Once your case has been officially decided or handed down, knowing when and how to file an application for permission to appeal in the Lower Court was a complicated matter until recently.

Once your case has been officially decided or handed down, knowing when and how to file an application for permission to appeal in the Lower Court was a complicated matter until recently. In the Civil Procedure Rules (CPR), Rule 52.3 (2) simply states that:

 An application for permission to appeal may be made - 
(a) to the Lower Court at the hearing at which the decision to be appealed was made.

In addition the case of Sayers v Clarke Walker [2002] EWCA Civ 645 states that:

“the date of the decision of the Lower Court which the appellant wishes to appeal for the purpose of CPR 52.12 (2) (b) is the date that the decision is formally announced in Court”

These definitions help us when a judgment is given and all parties are attending a hearing, as it is clear you have to apply for permission to appeal at that hearing. But what happens when a judgment is being handed down by a judge and all the parties are excused?

There was no definitive authority in either the CPR or case law as to what was required, only common practice.
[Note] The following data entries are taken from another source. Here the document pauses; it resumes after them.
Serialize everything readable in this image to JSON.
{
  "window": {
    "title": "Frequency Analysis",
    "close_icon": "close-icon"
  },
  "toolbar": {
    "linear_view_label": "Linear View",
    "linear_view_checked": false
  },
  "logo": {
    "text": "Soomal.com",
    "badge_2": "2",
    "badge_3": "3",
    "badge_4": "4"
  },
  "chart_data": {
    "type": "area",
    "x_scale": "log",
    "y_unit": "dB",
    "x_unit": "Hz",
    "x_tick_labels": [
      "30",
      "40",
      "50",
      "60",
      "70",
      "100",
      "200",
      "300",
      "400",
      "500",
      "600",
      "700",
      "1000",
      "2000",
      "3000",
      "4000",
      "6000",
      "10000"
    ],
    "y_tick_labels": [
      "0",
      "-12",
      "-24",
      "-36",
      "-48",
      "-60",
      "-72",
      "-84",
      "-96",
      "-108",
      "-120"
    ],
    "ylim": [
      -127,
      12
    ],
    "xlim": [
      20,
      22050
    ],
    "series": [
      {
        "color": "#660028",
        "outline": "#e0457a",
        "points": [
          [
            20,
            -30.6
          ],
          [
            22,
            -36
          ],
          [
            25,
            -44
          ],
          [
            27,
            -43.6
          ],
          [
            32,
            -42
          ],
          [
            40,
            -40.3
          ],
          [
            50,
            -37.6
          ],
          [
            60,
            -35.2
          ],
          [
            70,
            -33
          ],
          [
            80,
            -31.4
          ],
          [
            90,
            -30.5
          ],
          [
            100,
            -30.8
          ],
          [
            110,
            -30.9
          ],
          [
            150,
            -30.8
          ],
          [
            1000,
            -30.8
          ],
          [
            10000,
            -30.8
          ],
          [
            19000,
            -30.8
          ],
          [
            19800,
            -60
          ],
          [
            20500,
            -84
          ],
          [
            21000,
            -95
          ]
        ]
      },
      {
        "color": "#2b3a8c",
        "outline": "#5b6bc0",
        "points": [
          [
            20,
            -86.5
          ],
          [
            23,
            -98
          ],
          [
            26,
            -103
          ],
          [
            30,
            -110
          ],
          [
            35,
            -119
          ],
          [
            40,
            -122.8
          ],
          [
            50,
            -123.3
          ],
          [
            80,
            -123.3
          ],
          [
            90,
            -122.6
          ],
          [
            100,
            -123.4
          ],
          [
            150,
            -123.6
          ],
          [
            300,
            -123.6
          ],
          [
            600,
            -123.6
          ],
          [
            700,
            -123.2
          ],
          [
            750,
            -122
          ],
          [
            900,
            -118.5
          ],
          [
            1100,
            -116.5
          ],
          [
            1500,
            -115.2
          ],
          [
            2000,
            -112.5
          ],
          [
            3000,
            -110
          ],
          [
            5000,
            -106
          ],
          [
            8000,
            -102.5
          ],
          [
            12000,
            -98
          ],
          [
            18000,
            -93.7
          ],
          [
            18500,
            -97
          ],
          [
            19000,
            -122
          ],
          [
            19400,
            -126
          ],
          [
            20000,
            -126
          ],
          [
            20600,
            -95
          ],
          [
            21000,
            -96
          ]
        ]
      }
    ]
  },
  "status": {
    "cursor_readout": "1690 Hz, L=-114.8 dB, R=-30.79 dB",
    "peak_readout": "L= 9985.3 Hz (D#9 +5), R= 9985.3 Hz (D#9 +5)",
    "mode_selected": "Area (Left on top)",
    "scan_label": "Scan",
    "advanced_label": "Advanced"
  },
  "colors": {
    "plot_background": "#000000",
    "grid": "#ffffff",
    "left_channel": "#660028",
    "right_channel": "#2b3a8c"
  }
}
However the case of McDonald v Rose & Ors [2019] EWCA Civ 4 has changed the game with a decision on 15 January 2019.

This case defines what solicitors should do when making an appeal to the Lower Court when judgment is being handed down without attendance of parties. Indeed, the judgment itself acknowledges in paragraph 21 that:

“We think there is value in our summarising in this judgment…the procedure that ought to be followed in consequence by parties wishing to seek permission to appeal from the Lower Court”

The judgment goes on to give the definitive guide on how to make an application for permission to appeal in the Lower Court. Paragraph 21 of the judgment explains step by step what parties should do when applying for permission to appeal in the Lower Court. These are summarised as follows:

  1. The date of the decision is the date of the hearing at which the decision is given, which may be ex tempore, ie at the time, or by the formal hand-down of a reserved (later) judgment.

  2. A party should normally apply at the decision hearing itself. In the case of a formal hand-down where counsel have been excused from attendance that can be done by applying in writing prior to the hearing.

  3. If a party is not ready to apply it is necessary to ask for the hearing to be formally adjourned.

  4. If no permission application is made at the original decision hearing and there has been no adjournment, the Lower Court is no longer seized of the matter (i.e. no longer has any control over the matter) and cannot consider any retrospective application for permission to appeal.

  5. Whenever a party seeks an adjournment of the decision hearing as per point 3 above, they should also seek an extension of time for filing the appellant's notice, otherwise they risk running out of time before the permission decision is made.

These steps make it very clear that if a party wishes to make any sort of application to the Court, whether it be for permission to appeal or for an extension of time, then it must be made to the Court before any judgment is handed down. Should you fail to do so, you lose the chance to make such an application.

In conclusion, where a judgment is to be decided at a later date and without the parties in attendance, be well prepared to make an application for permission to appeal between the time when a draft judgment is received and when the judgment is formally handed down.

 

This publication is for general information only and is not intended to provide legal advice.